Further, Shavit spoke about restoring Israel to its former “state of wonder,” its promise to serve as a refuge for Jews – “a home for our homeless” – and to be as just as possible.
“What happened in 1948 [when thousands of Arabs ran from or were driven from their homes and villages during the country’s founding] was in the context of the brutal history of the 1940s,” he said. “But after that, after we secured our existence at a terrible human cost for us and for them [the Palestinians], to go into the other 22 percent of the land and to try to co-opt it [through occupation and settlement building] is a huge mistake.”
But Shavit also argued that it’s unacceptable to exclusively demonize Israel for its injustices, as its critics often do, or to use the history of its founding to delegitimize it.
“Some of the world’s best democracies were founded on the terrible treatment of indigenous people. Israel can’t be singled out,” he said. “But let us remember our democratic past and try to build a future for the Palestinians.”
Garson discussed the painful war of this past summer and the ongoing responsibility of liberal Zionists in Canada to push for Israel to be a model of democracy, pluralism and tolerance.
“As liberals, we are activists,” she said. “We think it’s our job not just to sit on the sidelines, but to engage … to make Israel the country of its founders dreams…. When we see [Israeli] policies in need of change, we speak and we act.”
She added: “We must be honest with ourselves, our children and our congregations … to bring intelligence and clear thinking to Israel as we do to other issues … and to commit to telling the truth about the country to ensure there will be another generation of lovers of Israel.”
Rosen subsequently posed questions to Eldar and Shavit about whether liberal Zionism is “dead” and about the position of Israeli left-wing “peaceniks.”
Eldar, who described himself as a “radical peacenik,” argued that liberal Zionism is crucial to the future of Israel, but that it can’t coexist with the Israeli occupation of Palestinian territories.

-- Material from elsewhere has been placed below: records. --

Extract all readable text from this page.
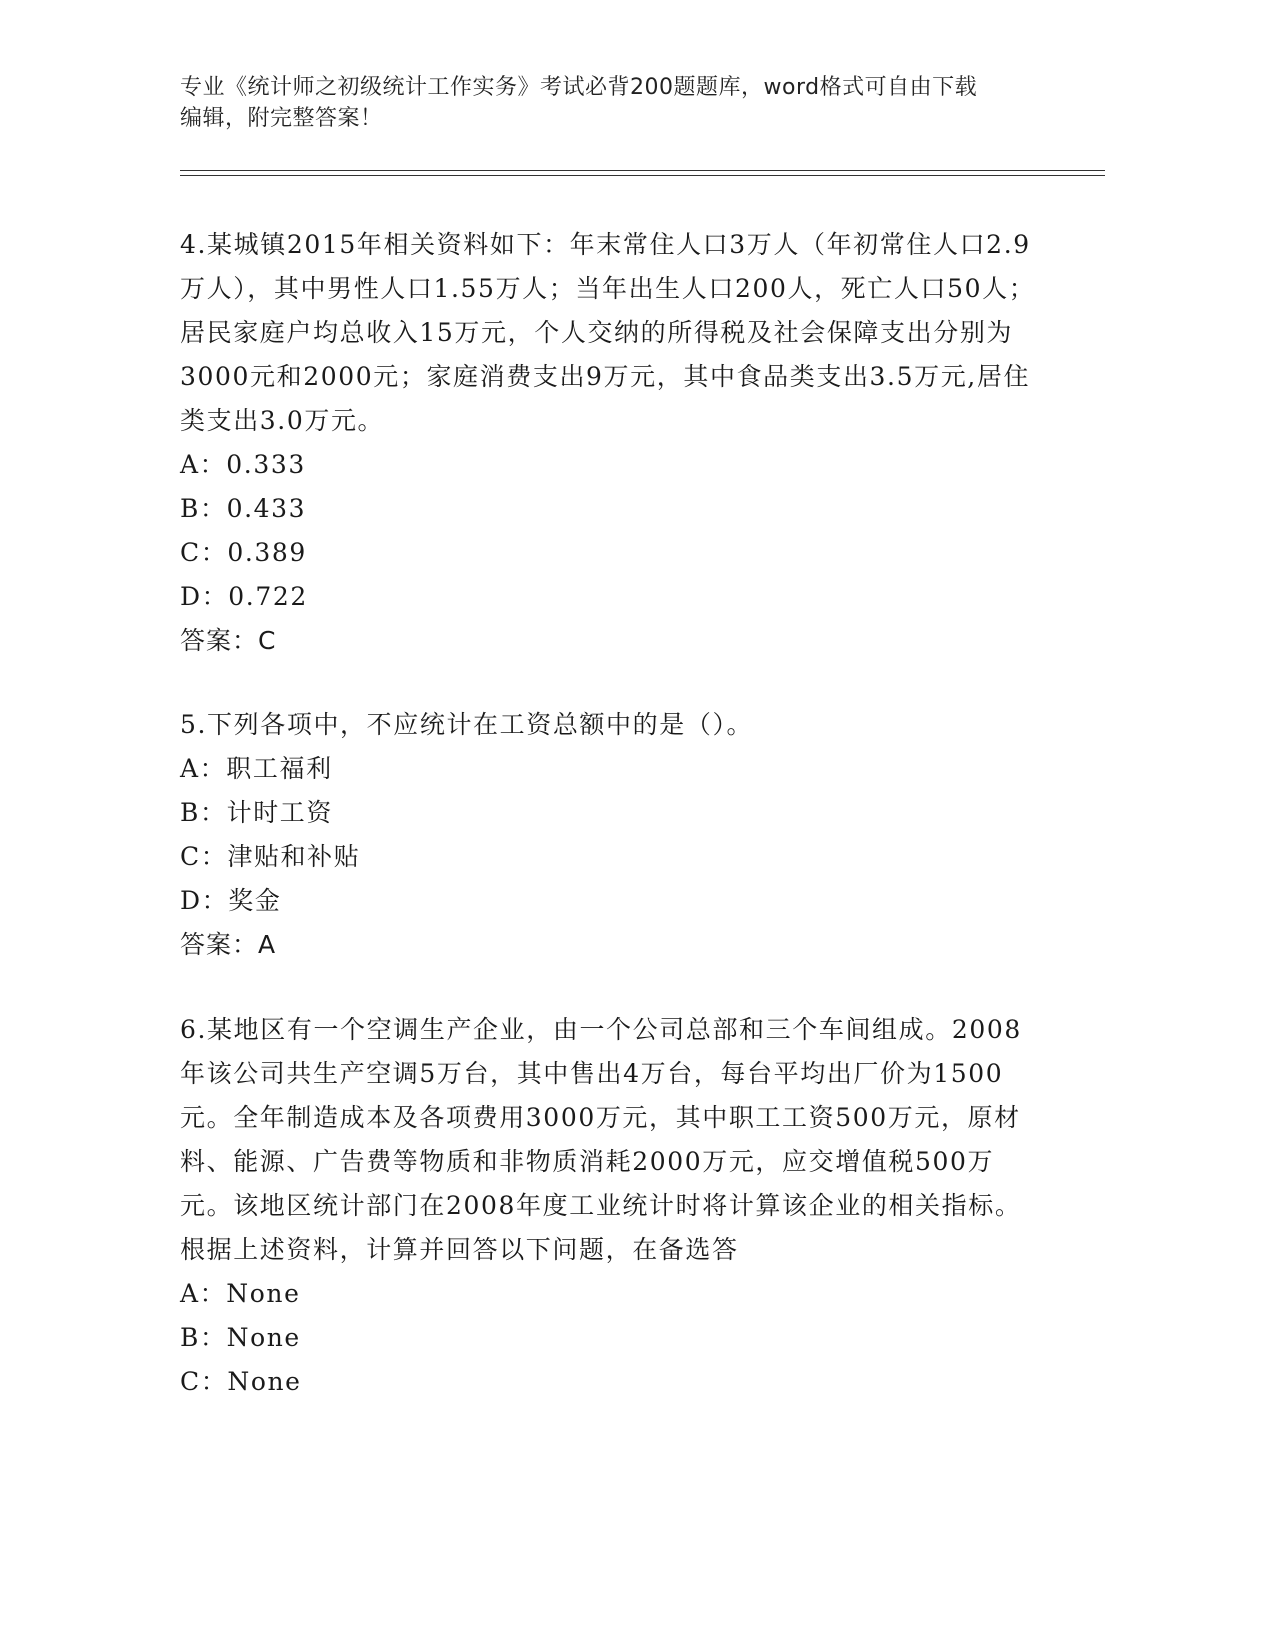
专业《统计师之初级统计工作实务》考试必背200题题库，word格式可自由下载
编辑，附完整答案！

4.某城镇2015年相关资料如下：年末常住人口3万人（年初常住人口2.9万人），其中男性人口1.55万人；当年出生人口200人，死亡人口50人；居民家庭户均总收入15万元，个人交纳的所得税及社会保障支出分别为3000元和2000元；家庭消费支出9万元，其中食品类支出3.5万元,居住类支出3.0万元。

A：0.333

B：0.433

C：0.389

D：0.722

答案：C

5.下列各项中，不应统计在工资总额中的是（）。

A：职工福利

B：计时工资

C：津贴和补贴

D：奖金

答案：A

6.某地区有一个空调生产企业，由一个公司总部和三个车间组成。2008年该公司共生产空调5万台，其中售出4万台，每台平均出厂价为1500元。全年制造成本及各项费用3000万元，其中职工工资500万元，原材料、能源、广告费等物质和非物质消耗2000万元，应交增值税500万元。该地区统计部门在2008年度工业统计时将计算该企业的相关指标。根据上述资料，计算并回答以下问题，在备选答

A：None

B：None

C：None
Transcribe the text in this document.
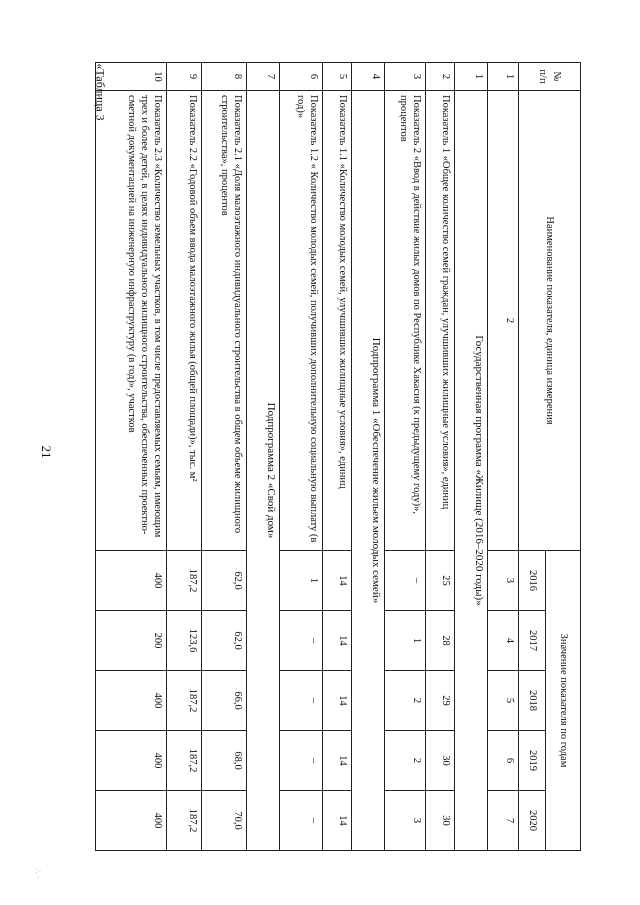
21
«Таблица 3
∴ ·
№ п/п	Наименование показателя, единица измерения	Значение показателя по годам				
		2016	2017	2018	2019	2020
1	2	3	4	5	6	7
1	Государственная программа «Жилище (2016–2020 годы)»					
2	Показатель 1 «Общее количество семей граждан, улучшивших жилищные условия», единиц	25	28	29	30	30
3	Показатель 2 «Ввод в действие жилых домов по Республике Хакасия (к предыдущему году)», процентов	–	1	2	2	3
4	Подпрограмма 1 «Обеспечение жильем молодых семей»					
5	Показатель 1.1 «Количество молодых семей, улучшивших жилищные условия», единиц	14	14	14	14	14
6	Показатель 1.2 « Количество молодых семей, получивших дополнительную социальную выплату (в год)»	1	–	–	–	–
7	Подпрограмма 2 «Свой дом»					
8	Показатель 2.1 «Доля малоэтажного индивидуального строительства в общем объеме жилищного строительства», процентов	62,0	62,0	66,0	68,0	70,0
9	Показатель 2.2 «Годовой объем ввода малоэтажного жилья (общей площади)», тыс. м²	187,2	123,6	187,2	187,2	187,2
10	Показатель 2.3 «Количество земельных участков, в том числе предоставляемых семьям, имеющим трех и более детей, в целях индивидуального жилищного строительства, обеспеченных проектно-сметной документацией на инженерную инфраструктуру (в год)», участков	400	200	400	400	400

It’s not enough to decry the settlements, he said, “we have to do something about it and call on every government in the world to do something.”
Eldar explained that he, therefore, does not buy products made in the settlements.
“If, God forbid, one of your friends was about to commit suicide, you would do everything to stop it,” he said “This [settlement expansion] is a suicidal project.”
Shavit later spoke about how many Israelis feel that Israeli “peaceniks” don’t care about them, that they’re more concerned with the well-being of the Palestinians than that of their own countrymen.
“We Israelis who advocate for peace need to love all our people, to go out and canvas and tell them why their future is connected to peace,” he said.
Eldar said the central problem is that fear seems to have become more effective than hope in addressing the Israeli-Palestinian conflict.
“We on the left are trying to sell hope,” he said. “I’m upset that people are trying to sell fear. Why not look at the glass half full? Look, for example, at how Egypt has worked with us [in the latest ceasefire negotiation between Israel and Hamas] instead of injecting more fear and saying we don’t have partners for peace in the region?”
He said that Israel needs to withdraw from the settlements, but not unilaterally. “We need to do it by making peace.”